I conclude therefore, that under the facts and circumstances of this case and in light of the policies underlying strict products liability, General Electric was engaged in the business of selling the product that caused the harm and was not, in that respect, an "occasional or casual” seller.2

Turning to the negligence claim, the majority opinion determines, for policy reasons, that "the duty of a casual or occasional seller [is at most] to warn the person to whom the product is supplied of known defects that are not obvious or readily discernible” (majority opn, at p 97) and summarily concludes that "General Electric breached no duty” (at p 97). Whether or not the limited duty posited by the majority is warranted, it is inapplicable here where the record does not support the conclusion that General Electric is a "casual or occasional seller”. Thus, I would affirm the determination of the Appellate Division that there is a factual issue concerning whether General Electric, the seller, breached its duty of reasonable care to the buyer and those within the foreseeable scope of risk (see, 116 AD2d 9, 12).

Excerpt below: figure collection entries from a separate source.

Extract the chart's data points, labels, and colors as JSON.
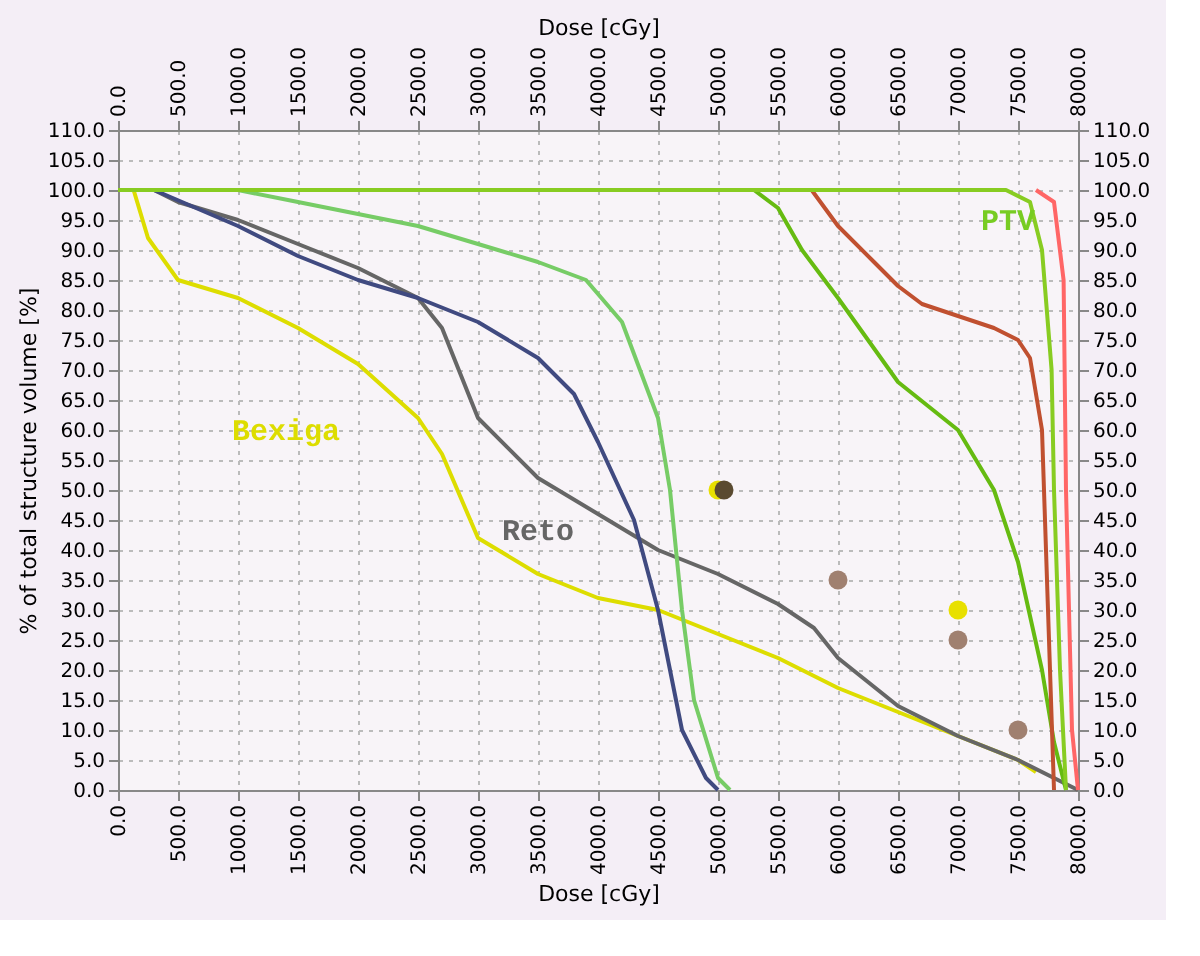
{
  "chart_data": {
    "type": "line",
    "xlabel": "Dose [cGy]",
    "x2label": "Dose [cGy]",
    "ylabel": "% of total structure volume [%]",
    "xlim": [
      0,
      8000
    ],
    "x2lim": [
      0,
      8000
    ],
    "ylim": [
      0,
      110
    ],
    "y2lim": [
      0,
      110
    ],
    "xticks": [
      {
        "value": 0,
        "label": "0.0"
      },
      {
        "value": 500,
        "label": "500.0"
      },
      {
        "value": 1000,
        "label": "1000.0"
      },
      {
        "value": 1500,
        "label": "1500.0"
      },
      {
        "value": 2000,
        "label": "2000.0"
      },
      {
        "value": 2500,
        "label": "2500.0"
      },
      {
        "value": 3000,
        "label": "3000.0"
      },
      {
        "value": 3500,
        "label": "3500.0"
      },
      {
        "value": 4000,
        "label": "4000.0"
      },
      {
        "value": 4500,
        "label": "4500.0"
      },
      {
        "value": 5000,
        "label": "5000.0"
      },
      {
        "value": 5500,
        "label": "5500.0"
      },
      {
        "value": 6000,
        "label": "6000.0"
      },
      {
        "value": 6500,
        "label": "6500.0"
      },
      {
        "value": 7000,
        "label": "7000.0"
      },
      {
        "value": 7500,
        "label": "7500.0"
      },
      {
        "value": 8000,
        "label": "8000.0"
      }
    ],
    "x2ticks": [
      {
        "value": 0,
        "label": "0.0"
      },
      {
        "value": 500,
        "label": "500.0"
      },
      {
        "value": 1000,
        "label": "1000.0"
      },
      {
        "value": 1500,
        "label": "1500.0"
      },
      {
        "value": 2000,
        "label": "2000.0"
      },
      {
        "value": 2500,
        "label": "2500.0"
      },
      {
        "value": 3000,
        "label": "3000.0"
      },
      {
        "value": 3500,
        "label": "3500.0"
      },
      {
        "value": 4000,
        "label": "4000.0"
      },
      {
        "value": 4500,
        "label": "4500.0"
      },
      {
        "value": 5000,
        "label": "5000.0"
      },
      {
        "value": 5500,
        "label": "5500.0"
      },
      {
        "value": 6000,
        "label": "6000.0"
      },
      {
        "value": 6500,
        "label": "6500.0"
      },
      {
        "value": 7000,
        "label": "7000.0"
      },
      {
        "value": 7500,
        "label": "7500.0"
      },
      {
        "value": 8000,
        "label": "8000.0"
      }
    ],
    "yticks": [
      {
        "value": 0,
        "label": "0.0"
      },
      {
        "value": 5,
        "label": "5.0"
      },
      {
        "value": 10,
        "label": "10.0"
      },
      {
        "value": 15,
        "label": "15.0"
      },
      {
        "value": 20,
        "label": "20.0"
      },
      {
        "value": 25,
        "label": "25.0"
      },
      {
        "value": 30,
        "label": "30.0"
      },
      {
        "value": 35,
        "label": "35.0"
      },
      {
        "value": 40,
        "label": "40.0"
      },
      {
        "value": 45,
        "label": "45.0"
      },
      {
        "value": 50,
        "label": "50.0"
      },
      {
        "value": 55,
        "label": "55.0"
      },
      {
        "value": 60,
        "label": "60.0"
      },
      {
        "value": 65,
        "label": "65.0"
      },
      {
        "value": 70,
        "label": "70.0"
      },
      {
        "value": 75,
        "label": "75.0"
      },
      {
        "value": 80,
        "label": "80.0"
      },
      {
        "value": 85,
        "label": "85.0"
      },
      {
        "value": 90,
        "label": "90.0"
      },
      {
        "value": 95,
        "label": "95.0"
      },
      {
        "value": 100,
        "label": "100.0"
      },
      {
        "value": 105,
        "label": "105.0"
      },
      {
        "value": 110,
        "label": "110.0"
      }
    ],
    "y2ticks": [
      {
        "value": 0,
        "label": "0.0"
      },
      {
        "value": 5,
        "label": "5.0"
      },
      {
        "value": 10,
        "label": "10.0"
      },
      {
        "value": 15,
        "label": "15.0"
      },
      {
        "value": 20,
        "label": "20.0"
      },
      {
        "value": 25,
        "label": "25.0"
      },
      {
        "value": 30,
        "label": "30.0"
      },
      {
        "value": 35,
        "label": "35.0"
      },
      {
        "value": 40,
        "label": "40.0"
      },
      {
        "value": 45,
        "label": "45.0"
      },
      {
        "value": 50,
        "label": "50.0"
      },
      {
        "value": 55,
        "label": "55.0"
      },
      {
        "value": 60,
        "label": "60.0"
      },
      {
        "value": 65,
        "label": "65.0"
      },
      {
        "value": 70,
        "label": "70.0"
      },
      {
        "value": 75,
        "label": "75.0"
      },
      {
        "value": 80,
        "label": "80.0"
      },
      {
        "value": 85,
        "label": "85.0"
      },
      {
        "value": 90,
        "label": "90.0"
      },
      {
        "value": 95,
        "label": "95.0"
      },
      {
        "value": 100,
        "label": "100.0"
      },
      {
        "value": 105,
        "label": "105.0"
      },
      {
        "value": 110,
        "label": "110.0"
      }
    ],
    "grid": true,
    "legend": false,
    "marker": "none",
    "line_style": "solid",
    "series": [
      {
        "color": "#dddd00",
        "x": [
          0,
          130,
          250,
          500,
          1000,
          1500,
          2000,
          2500,
          2700,
          3000,
          3500,
          4000,
          4500,
          5000,
          5500,
          6000,
          6500,
          7000,
          7500,
          7650
        ],
        "values": [
          100,
          100,
          92,
          85,
          82,
          77,
          71,
          62,
          56,
          42,
          36,
          32,
          30,
          26,
          22,
          17,
          13,
          9,
          5,
          3
        ]
      },
      {
        "color": "#666666",
        "x": [
          0,
          300,
          500,
          1000,
          1500,
          2000,
          2500,
          2700,
          3000,
          3500,
          4000,
          4500,
          5000,
          5500,
          5800,
          6000,
          6500,
          7000,
          7500,
          8000
        ],
        "values": [
          100,
          100,
          98,
          95,
          91,
          87,
          82,
          77,
          62,
          52,
          46,
          40,
          36,
          31,
          27,
          22,
          14,
          9,
          5,
          0
        ]
      },
      {
        "color": "#404a80",
        "x": [
          0,
          300,
          1000,
          1500,
          2000,
          2500,
          3000,
          3500,
          3800,
          4000,
          4300,
          4500,
          4700,
          4900,
          5000
        ],
        "values": [
          100,
          100,
          94,
          89,
          85,
          82,
          78,
          72,
          66,
          58,
          45,
          30,
          10,
          2,
          0
        ]
      },
      {
        "color": "#77cc66",
        "x": [
          0,
          1000,
          1500,
          2000,
          2500,
          3000,
          3500,
          3900,
          4200,
          4500,
          4600,
          4700,
          4800,
          5000,
          5100
        ],
        "values": [
          100,
          100,
          98,
          96,
          94,
          91,
          88,
          85,
          78,
          62,
          50,
          30,
          15,
          2,
          0
        ]
      },
      {
        "color": "#66bb11",
        "x": [
          0,
          5300,
          5500,
          5700,
          6000,
          6500,
          7000,
          7300,
          7500,
          7700,
          7800,
          7900
        ],
        "values": [
          100,
          100,
          97,
          90,
          82,
          68,
          60,
          50,
          38,
          20,
          8,
          0
        ]
      },
      {
        "color": "#c05030",
        "x": [
          5780,
          6000,
          6300,
          6500,
          6700,
          7000,
          7300,
          7500,
          7600,
          7700,
          7750,
          7800
        ],
        "values": [
          100,
          94,
          88,
          84,
          81,
          79,
          77,
          75,
          72,
          60,
          30,
          0
        ]
      },
      {
        "color": "#ff6666",
        "x": [
          7650,
          7800,
          7880,
          7900,
          7950,
          8000
        ],
        "values": [
          100,
          98,
          85,
          50,
          10,
          0
        ]
      },
      {
        "color": "#88cc22",
        "x": [
          0,
          7400,
          7600,
          7700,
          7780,
          7800,
          7850,
          7900
        ],
        "values": [
          100,
          100,
          98,
          90,
          70,
          50,
          20,
          0
        ]
      },
      {
        "type": "scatter",
        "axis": "y2",
        "marker": "circle",
        "x": [
          5000,
          5050,
          6000,
          7000,
          7000,
          7500
        ],
        "values": [
          50,
          50,
          35,
          30,
          25,
          10
        ],
        "colors": [
          "#e8e000",
          "#5a4a30",
          "#a08070",
          "#e8e000",
          "#a08070",
          "#a08070"
        ]
      }
    ],
    "annotations": [
      "Bexiga",
      "Reto",
      "PTV"
    ]
  }
}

Judges Meyer, Simons, Titone and Hancock, Jr., concur with Judge Kaye; Judge Alexander dissents and votes to modify the order by denying summary judgment to General Electric as to the strict products liability claims asserted against it and, as so modified, to affirm in a separate opinion; Chief Judge Wachtler taking no part.

*102Order modified, with costs to third-party defendant General Electric, by granting summary judgment to General Electric dismissing the negligence claims asserted against it and, as so modified, affirmed. Question certified answered in the affirmative.

.There is scarce, if any, support in the record for the conclusion of the majority that the mill involved in this case is "the only piece of equipment of its kind in the sale” (majority opn, at p 93). A complete list of the items offered in this particular sale does not appear in the record before us although the partial list provided includes numerous pieces of industrial equipment such as a "flexowriter with tape punch”, a "hydraulic pump” and a "key punch machine”.

.The majority’s reliance on Gobhai v KLM Royal Dutch Airlines (85 AD2d 566, affd 57 NY2d 839), is misplaced. In affirming the grant of summary judgment to an airline defendant sued in strict liability for allegedly defective slippers given a passenger, the court relied on the undisputed fact that the defendant "did not manufacture, design or sell the alleged defective footwear” (85 AD2d, at p 567; emphasis supplied). That the distribution of the slippers was incidental to the basic service provided by the airline demonstrated that there had been no sale of the slippers — i.e., that the purchase of the airline ticket did not include the purchase of the slippers (see, 57 NY2d, at p 841, Fuchsberg, J., dissenting [the majority opinion adopts an inadmissibly narrow definition of sale]). In this case, of course, there is no dispute that General Electric sold the allegedly defective product.